ネット規制を強める韓国:ストレージサービスプロバイダに強制捜査

ソウル中央地検刑事6部は、インターネットのポータルサイト「ネイバー」を運営するNHNと、「ダウム」を運営するダウム・コミュニケーションに対し家宅捜索を行ったのに続き、映画やコンピューターソフトの違法ダウンロードをほう助した疑いで、ソウル市江南区のO社などオンライン・ストレージ・サービス業者6社に対し、8日に家宅捜索を行った、と発表した。

違法ダウンロード:ストレージ・サービス業者も捜索 | Chosun Online | 朝鮮日報

なかなか興味深い展開だ。かつて韓国ではソリバダやその他のP2Pソフトウェアが流行し、違法ファイル共有の主な舞台となっていたが、その後、これらP2Pソフトウェア、サービスを提供していた企業に対する告訴、圧力が加えられたことで、多くのユーザがオンラインストレージを利用した海賊行為に移行した(韓国では「ウェブハード」と呼ばれているらしい)。
もちろん、それまで同様にP2Pファイル共有に対する圧力がかけられる一方で、新たに問題となったウェブハード問題に対しても圧力が強められている。
現在、韓国で議論されている著作権法改正案では、

違法コピーファイルの掲載により罰金を3回科されたサイトに対しては、審議を経てサイトを強制的に閉鎖できるようにするという。サイト内の掲示物の70%以上が違法コピーファイルである場合は、直ちにサイトを閉鎖できる。
審議と閉鎖命令は著作権委員会と文化体育観光部長官が下す。日本ではプロバイダ責任制限法で、サイトの運営者には一定の免責が認められている。しかし韓国は今回、違法を野放しにすればサイト閉鎖、つまり廃業に追い込むことも辞さない処罰へと踏み込んだ形だ。

「3アウトでサイト封鎖」韓国に吹き荒れるネット規制旋風 インターネット-IT先進国・韓国の素顔:IT-PLUS

と非常に強硬な姿勢を取っており、サービスプロバイダ側の責任の範囲を、現在生じている問題を解決するというところをラインにして定めようという動きのようにも見える。
また、先月18日には、「著作権特別司法警察」なる新組織が発足されている。

著作権特別司法警察」はゲームの違法コピーなどに対応する組織。インターネットで流通する違法コピーに対して追跡を強化するほか、コピー品を追うためのシステムも構築するとのこと。 文化部所属でありながら警察権を持っており幅広い捜査が可能な「著作権特別司法警察」は、これまでの文化部が捜査権を持たず差し押さえしかできなかったという欠点を克服したとも言える存在。

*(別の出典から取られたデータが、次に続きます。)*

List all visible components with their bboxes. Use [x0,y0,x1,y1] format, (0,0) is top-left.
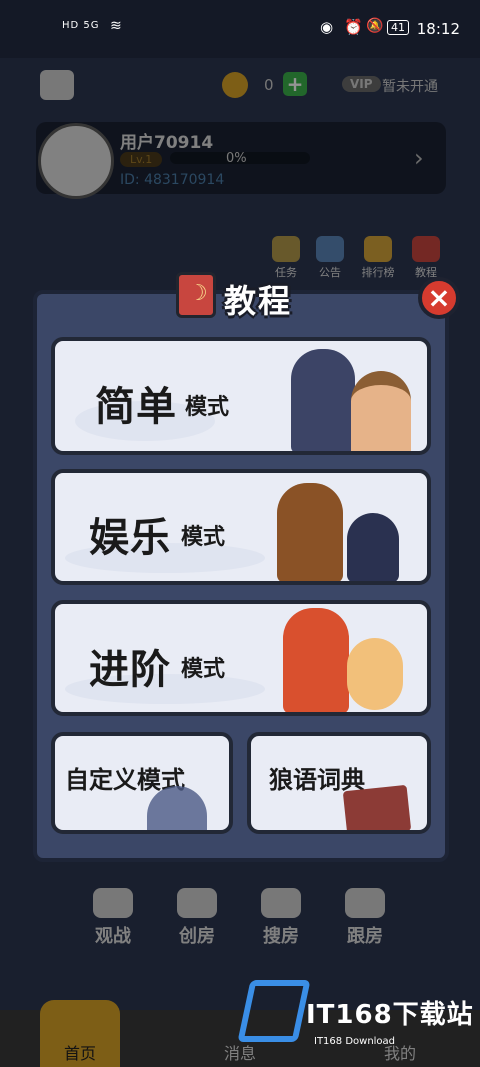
watermark-logo-icon [237,980,311,1042]
eye-icon: ◉ [320,18,334,36]
entertainment-mode-card[interactable]: 娱乐 模式 [51,469,431,585]
status-bar: HD 5G ≋ ◉ ⏰ 🔕 41 18:12 [0,0,480,58]
network-indicator: HD 5G [62,20,100,31]
bear-illustration [277,483,343,581]
clock: 18:12 [416,20,460,38]
battery-icon: 41 [387,20,409,35]
book-moon-icon [176,272,216,318]
werewolf-dictionary-card[interactable]: 狼语词典 [247,732,431,834]
watermark-subtext: IT168 Download [314,1036,396,1047]
mode-suffix: 模式 [181,657,226,682]
penguin-wizard-illustration [347,513,399,581]
easy-mode-card[interactable]: 简单 模式 [51,337,431,455]
villager-illustration [351,371,411,451]
cupid-illustration [347,638,403,710]
modal-title-text: 教程 [224,282,293,320]
advanced-mode-card[interactable]: 进阶 模式 [51,600,431,716]
watermark: IT168下载站 IT168 Download [237,980,480,1060]
mute-icon: 🔕 [366,18,384,34]
close-button[interactable]: × [418,277,460,319]
mode-suffix: 模式 [181,525,226,550]
dictionary-book-icon [342,784,412,830]
mode-suffix: 模式 [185,395,230,420]
alarm-icon: ⏰ [344,18,363,36]
mode-title: 娱乐 [89,515,171,561]
werewolf-illustration [291,349,355,451]
mode-title: 进阶 [89,647,171,693]
custom-mode-card[interactable]: 自定义模式 [51,732,233,834]
knight-illustration [283,608,349,712]
mode-title: 简单 [95,384,177,430]
hooded-figure-illustration [147,786,207,830]
watermark-text: IT168下载站 [306,1000,474,1030]
wifi-icon: ≋ [110,18,122,34]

隣国で違法コピーと戦う新組織が誕生(インサイド) - Yahoo!ニュース

おそらくは、発足にあたってゲームの問題への対処を掲げたが故にこうした記述になっているのだろうが、「著作権」と名がつく以上は、ゲーム以外のコンテンツにおいても、オペレーションを行っていくのではないかと思われる。
こうした中、オンラインストレージを運営する企業に対して家宅捜索が行われている、という状況のようだ。責任の範囲に関しては、どのような措置を講じていればよい、という点ではなく、実質どのような状況にあるのか、という点で判断するとした場合、多くのサービスが規制のラインに引っ掛かりかねない。
上記の趙 章恩さんの「IT先進国・韓国の素顔」シリーズの記事を読むと、韓国がインターネットへの規制に対してかなり強硬な姿勢をとっていることがよくわかる。上記に引用した点以外でも、裁判を経ずにサイトの閉鎖が決定されるプロセス、ポータルサイトに対する言論制限、スリーストライクポリシーの導入、未成年者のネットゲーム時間制限、先日話題になった、「サイバー侮辱罪」などかなりアグレッシブな内容の改正案が考えられているようだ。

余談

韓国のネットと著作権周りのお話は、非常に興味深いところが多いので、現在いろいろと調べているところです。いずれまとめた記事をかければと思っとります。